Yesterday morning I went to the Neuroscience Grand Rounds. I don't normally go to that one, but this talk was being given by the same guy who did one of our Dean's Dinners last year, and I was hoping to hear more about a drug he told us about called natalizumab. Unfortunately, he spent most of the time talking about how the immune system surveys the central nervous system (brain and spinal cord), and he just gave a very brief mention at the end about natalizumab. I'd already heard it all, so I left for class feeling kind of disappointed.
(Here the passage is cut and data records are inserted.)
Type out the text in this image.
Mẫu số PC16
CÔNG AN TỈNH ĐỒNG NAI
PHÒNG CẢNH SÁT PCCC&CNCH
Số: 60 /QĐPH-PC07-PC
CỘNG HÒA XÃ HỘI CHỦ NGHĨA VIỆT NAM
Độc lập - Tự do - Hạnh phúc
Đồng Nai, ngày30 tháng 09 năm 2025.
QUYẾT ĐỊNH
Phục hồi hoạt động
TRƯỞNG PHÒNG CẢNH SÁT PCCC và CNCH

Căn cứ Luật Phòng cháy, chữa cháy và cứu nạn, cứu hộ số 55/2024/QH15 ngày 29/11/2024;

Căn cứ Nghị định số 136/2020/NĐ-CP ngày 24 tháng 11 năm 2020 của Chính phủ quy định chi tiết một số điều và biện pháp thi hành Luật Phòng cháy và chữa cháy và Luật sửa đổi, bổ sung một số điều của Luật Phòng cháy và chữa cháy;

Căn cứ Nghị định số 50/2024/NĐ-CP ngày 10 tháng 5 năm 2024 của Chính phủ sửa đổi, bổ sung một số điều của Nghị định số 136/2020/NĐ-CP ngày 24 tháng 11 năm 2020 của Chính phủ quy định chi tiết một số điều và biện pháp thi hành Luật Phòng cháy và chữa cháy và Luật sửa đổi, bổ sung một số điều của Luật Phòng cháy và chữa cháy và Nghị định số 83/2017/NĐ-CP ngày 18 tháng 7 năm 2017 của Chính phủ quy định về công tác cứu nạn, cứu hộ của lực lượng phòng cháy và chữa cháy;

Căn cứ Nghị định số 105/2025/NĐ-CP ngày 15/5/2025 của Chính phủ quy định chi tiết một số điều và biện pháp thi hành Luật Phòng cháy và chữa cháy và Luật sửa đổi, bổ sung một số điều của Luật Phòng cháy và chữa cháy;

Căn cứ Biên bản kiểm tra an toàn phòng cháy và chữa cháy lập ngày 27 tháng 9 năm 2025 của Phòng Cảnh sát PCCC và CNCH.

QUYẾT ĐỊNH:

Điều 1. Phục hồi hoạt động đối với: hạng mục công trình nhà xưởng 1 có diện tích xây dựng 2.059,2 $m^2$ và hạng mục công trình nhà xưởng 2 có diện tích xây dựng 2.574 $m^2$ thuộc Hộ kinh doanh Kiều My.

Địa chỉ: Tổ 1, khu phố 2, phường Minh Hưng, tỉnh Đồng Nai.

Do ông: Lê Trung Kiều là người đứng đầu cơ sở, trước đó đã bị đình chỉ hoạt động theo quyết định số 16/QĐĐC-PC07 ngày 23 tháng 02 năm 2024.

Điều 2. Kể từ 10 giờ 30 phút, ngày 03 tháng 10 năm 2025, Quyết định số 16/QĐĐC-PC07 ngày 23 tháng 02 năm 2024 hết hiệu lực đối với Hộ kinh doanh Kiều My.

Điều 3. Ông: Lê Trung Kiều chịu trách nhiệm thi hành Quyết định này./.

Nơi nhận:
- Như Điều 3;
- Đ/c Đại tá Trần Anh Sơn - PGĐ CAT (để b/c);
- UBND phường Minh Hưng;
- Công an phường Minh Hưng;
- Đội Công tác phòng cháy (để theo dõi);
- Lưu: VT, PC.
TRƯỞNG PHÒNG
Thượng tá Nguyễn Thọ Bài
Speaking of class, the last couple of days in biostats have just been insane. First of all, there is no way to really do more than just skim the reading. But this is medical school, and I'm already more or less used to that kind of insanity by now. The worst part is that the classes themselves feel like being in the Twilight Zone. I never thought two hours of my life could possibly go by this slowly. It has to be some kind of new warping of time and space.
This afternoon I went to longitudinal clinic. We don't normally have clinic over the summer, but I'm doing some extra sessions. I was going to do them anyway since I said I would in my portfolio last year. (That was my plan to try to improve my speed and comfort level with the clinical skills.) But now it's even more important that I'm doing it because I am going to miss the fall OSCE in October. (OSCEs are those clinical exams that we have to take to prepare us for Step II CS.)
My first two patients today were not terribly exciting, but the third one kind of got to me. She has a chronic, debilitating disease and she was feeling really depressed and worried about her finances. I was in the room with a resident and her, and the resident kind of moved on to other physical symptoms after the patient had said she was depressed. So while we were waiting for the doctor, I went back in and asked the patient whether she was thinking about hurting herself. She started just crying like crazy and telling me about how she was alienated from her family and didn't really have any friends in Cleveland even though she had lived here for a long time. I felt really bad and also totally powerless to do anything to help her. I also didn't know how to end the conversation, because it was obvious she wanted to keep talking to me about her problems. When my preceptor finally came in, we wound up spending like another 45 minutes with this patient trying to help her come up with a plan to improve her symptoms enough that she could go back to work and not have to worry about her finances. I don't know if we really did anything to help, but she seemed to feel better when she left. I am totally exhausted now though. I think emotional patients are even more exhausting than physically sick patients, and god help you if the person is both!